Tianhe Ren,Yihao Chen,Qing Jiang,Zhaoyang Zeng,Yuda Xiong,Wenlong Liu,Zhengyu Ma,Junyi Shen,Yuan Gao,Xiaoke Jiang,Xingyu Chen,Zhuheng Song,Yuhong Zhang,Hongjie Huang,Han Gao,Shilong Liu,Hao Zhang,Feng Li,Kent Yu,Lei Zhang
2024-11-22
Abstract:In this paper, we introduce DINO-X, which is a unified object-centric vision model developed by IDEA Research with the best open-world object detection performance to date. DINO-X employs the same Transformer-based encoder-decoder architecture as Grounding DINO 1.5 to pursue an object-level representation for open-world object understanding. To make long-tailed object detection easy, DINO-X extends its input options to support text prompt, visual prompt, and customized prompt. With such flexible prompt options, we develop a universal object prompt to support prompt-free open-world detection, making it possible to detect anything in an image without requiring users to provide any prompt. To enhance the model's core grounding capability, we have constructed a large-scale dataset with over 100 million high-quality grounding samples, referred to as Grounding-100M, for advancing the model's open-vocabulary detection performance. Pre-training on such a large-scale grounding dataset leads to a foundational object-level representation, which enables DINO-X to integrate multiple perception heads to simultaneously support multiple object perception and understanding tasks, including detection, segmentation, pose estimation, object captioning, object-based QA, etc. Experimental results demonstrate the superior performance of DINO-X. Specifically, the DINO-X Pro model achieves 56.0 AP, 59.8 AP, and 52.4 AP on the COCO, LVIS-minival, and LVIS-val zero-shot object detection benchmarks, respectively. Notably, it scores 63.3 AP and 56.5 AP on the rare classes of LVIS-minival and LVIS-val benchmarks, both improving the previous SOTA performance by 5.8 AP. Such a result underscores its significantly improved capacity for recognizing long-tailed objects.
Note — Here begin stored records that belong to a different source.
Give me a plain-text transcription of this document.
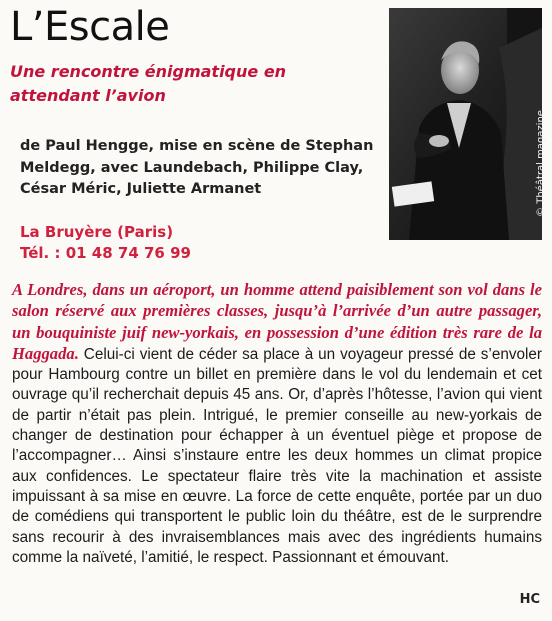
L’Escale

Une rencontre énigmatique en attendant l’avion

de Paul Hengge, mise en scène de Stephan Meldegg, avec Laundebach, Philippe Clay, César Méric, Juliette Armanet

La Bruyère (Paris)
Tél. : 01 48 74 76 99
© Théâtral magazine

A Londres, dans un aéroport, un homme attend paisiblement son vol dans le salon réservé aux premières classes, jusqu’à l’arrivée d’un autre passager, un bouquiniste juif new-yorkais, en possession d’une édition très rare de la Haggada. Celui-ci vient de céder sa place à un voyageur pressé de s’envoler pour Hambourg contre un billet en première dans le vol du lendemain et cet ouvrage qu’il recherchait depuis 45 ans. Or, d’après l’hôtesse, l’avion qui vient de partir n’était pas plein. Intrigué, le premier conseille au new-yorkais de changer de destination pour échapper à un éventuel piège et propose de l’accompagner… Ainsi s’instaure entre les deux hommes un climat propice aux confidences. Le spectateur flaire très vite la machination et assiste impuissant à sa mise en œuvre. La force de cette enquête, portée par un duo de comédiens qui transportent le public loin du théâtre, est de le surprendre sans recourir à des invraisemblances mais avec des ingrédients humains comme la naïveté, l’amitié, le respect. Passionnant et émouvant.

HC
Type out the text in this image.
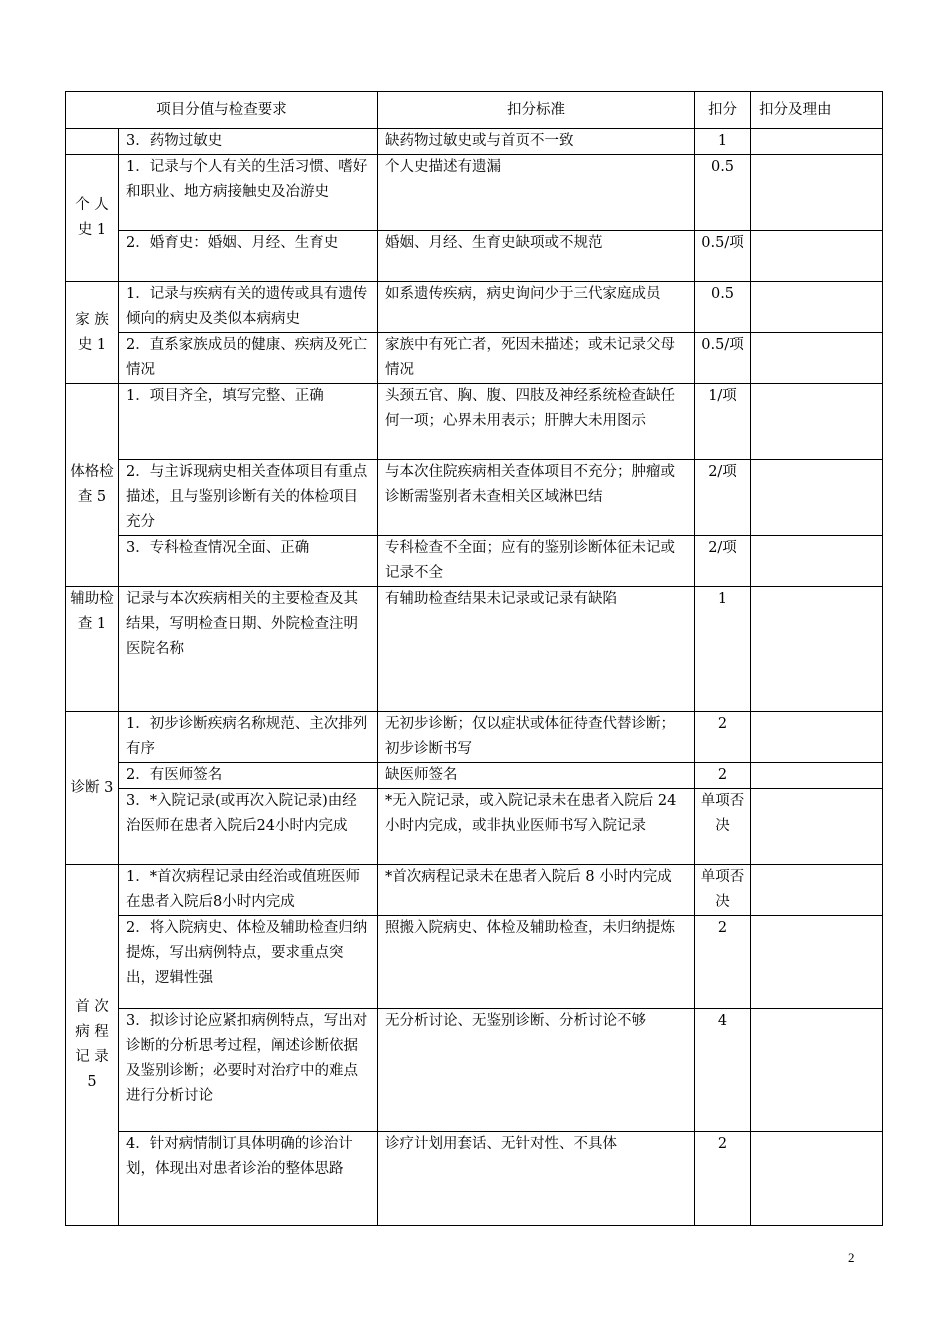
项目分值与检查要求		扣分标准	扣分	扣分及理由
	3．药物过敏史	缺药物过敏史或与首页不一致	1	
个 人 史 1	1．记录与个人有关的生活习惯、嗜好和职业、地方病接触史及冶游史	个人史描述有遗漏	0.5	
	2．婚育史：婚姻、月经、生育史	婚姻、月经、生育史缺项或不规范	0.5/项	
家 族 史 1	1．记录与疾病有关的遗传或具有遗传倾向的病史及类似本病病史	如系遗传疾病，病史询问少于三代家庭成员	0.5	
	2．直系家族成员的健康、疾病及死亡情况	家族中有死亡者，死因未描述；或未记录父母情况	0.5/项	
体格检查 5	1．项目齐全，填写完整、正确	头颈五官、胸、腹、四肢及神经系统检查缺任何一项；心界未用表示；肝脾大未用图示	1/项	
	2．与主诉现病史相关查体项目有重点描述，且与鉴别诊断有关的体检项目充分	与本次住院疾病相关查体项目不充分；肿瘤或诊断需鉴别者未查相关区域淋巴结	2/项	
	3．专科检查情况全面、正确	专科检查不全面；应有的鉴别诊断体征未记或记录不全	2/项	
辅助检查 1	记录与本次疾病相关的主要检查及其结果，写明检查日期、外院检查注明医院名称	有辅助检查结果未记录或记录有缺陷	1	
诊断 3	1．初步诊断疾病名称规范、主次排列有序	无初步诊断；仅以症状或体征待查代替诊断；初步诊断书写	2	
	2．有医师签名	缺医师签名	2	
	3．*入院记录(或再次入院记录)由经治医师在患者入院后24小时内完成	*无入院记录，或入院记录未在患者入院后 24 小时内完成，或非执业医师书写入院记录	单项否决	
首 次 病 程 记 录 5	1．*首次病程记录由经治或值班医师在患者入院后8小时内完成	*首次病程记录未在患者入院后 8 小时内完成	单项否决	
	2．将入院病史、体检及辅助检查归纳提炼，写出病例特点，要求重点突出，逻辑性强	照搬入院病史、体检及辅助检查，未归纳提炼	2	
	3．拟诊讨论应紧扣病例特点，写出对诊断的分析思考过程，阐述诊断依据及鉴别诊断；必要时对治疗中的难点进行分析讨论	无分析讨论、无鉴别诊断、分析讨论不够	4	
	4．针对病情制订具体明确的诊治计划，体现出对患者诊治的整体思路	诊疗计划用套话、无针对性、不具体	2	
2
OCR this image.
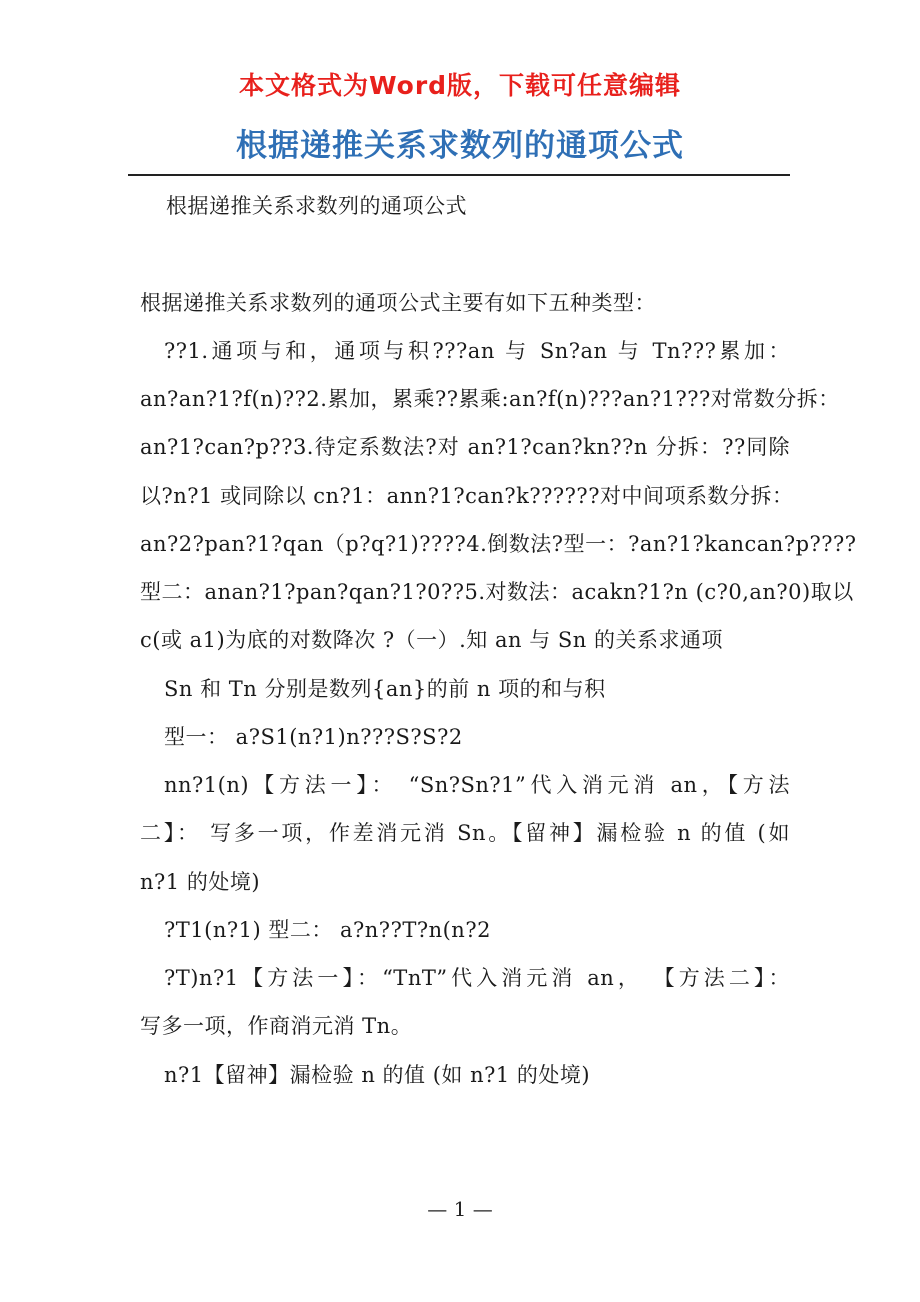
本文格式为Word版，下载可任意编辑
根据递推关系求数列的通项公式
根据递推关系求数列的通项公式
根据递推关系求数列的通项公式主要有如下五种类型：
??1.通项与和，通项与积???an 与 Sn?an 与 Tn???累加：
an?an?1?f(n)??2.累加，累乘??累乘:an?f(n)???an?1???对常数分拆：
an?1?can?p??3.待定系数法?对 an?1?can?kn??n 分拆：??同除
以?n?1 或同除以 cn?1：ann?1?can?k??????对中间项系数分拆：
an?2?pan?1?qan（p?q?1)????4.倒数法?型一：?an?1?kancan?p????
型二：anan?1?pan?qan?1?0??5.对数法：acakn?1?n (c?0,an?0)取以
c(或 a1)为底的对数降次 ?（一）.知 an 与 Sn 的关系求通项
Sn 和 Tn 分别是数列{an}的前 n 项的和与积
型一： a?S1(n?1)n???S?S?2
nn?1(n)【方法一】： “Sn?Sn?1”代入消元消 an，【方法
二】： 写多一项，作差消元消 Sn。【留神】漏检验 n 的值 (如
n?1 的处境)
?T1(n?1) 型二： a?n??T?n(n?2
?T)n?1【方法一】：“TnT”代入消元消 an， 【方法二】：
写多一项，作商消元消 Tn。
n?1【留神】漏检验 n 的值 (如 n?1 的处境)
— 1 —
Computer Vision and Pattern Recognition
What problem does this paper attempt to address?
The problem that this paper attempts to solve is the task of object detection and understanding in the open world. Specifically, the paper introduces a unified visual model named DINO - X, which is developed by IDEA Research Institute and aims to achieve the best open - world object detection performance. DINO - X mainly solves the following problems: 1. **Long - tailed object detection**: Traditional models perform poorly when dealing with long - tailed distributed objects, that is, those objects with a lower frequency of occurrence. DINO - X enhances the detection ability of long - tailed objects by expanding input options to support text prompts, visual prompts and custom prompts. 2. **Multi - modal prompt support**: DINO - X supports not only text prompts but also visual prompts and custom prompts, which enables the model to adapt more flexibly to different detection requirements, especially in cases of scarce data or limited descriptions. 3. **Prompt - free detection**: By developing a general object prompt, DINO - X can detect any object in an image without relying on any prompts provided by the user, thus achieving true open - world detection. 4. **Multi - task perception and understanding**: DINO - X integrates multiple perception heads and can simultaneously support multiple object perception and understanding tasks, such as detection, segmentation, pose estimation, object description, etc., providing outputs at different levels from coarse to fine. 5. **Edge - device optimization**: In addition to providing the DINO - X Pro model with enhanced perception capabilities, the DINO - X Edge model optimized for edge devices is also introduced to achieve efficient inference in resource - constrained environments. In summary, DINO - X aims to improve the efficiency and accuracy of object detection and understanding in the open world through its powerful multi - modal prompt support and multi - task perception capabilities, especially in applications dealing with long - tailed objects and resource - constrained environments.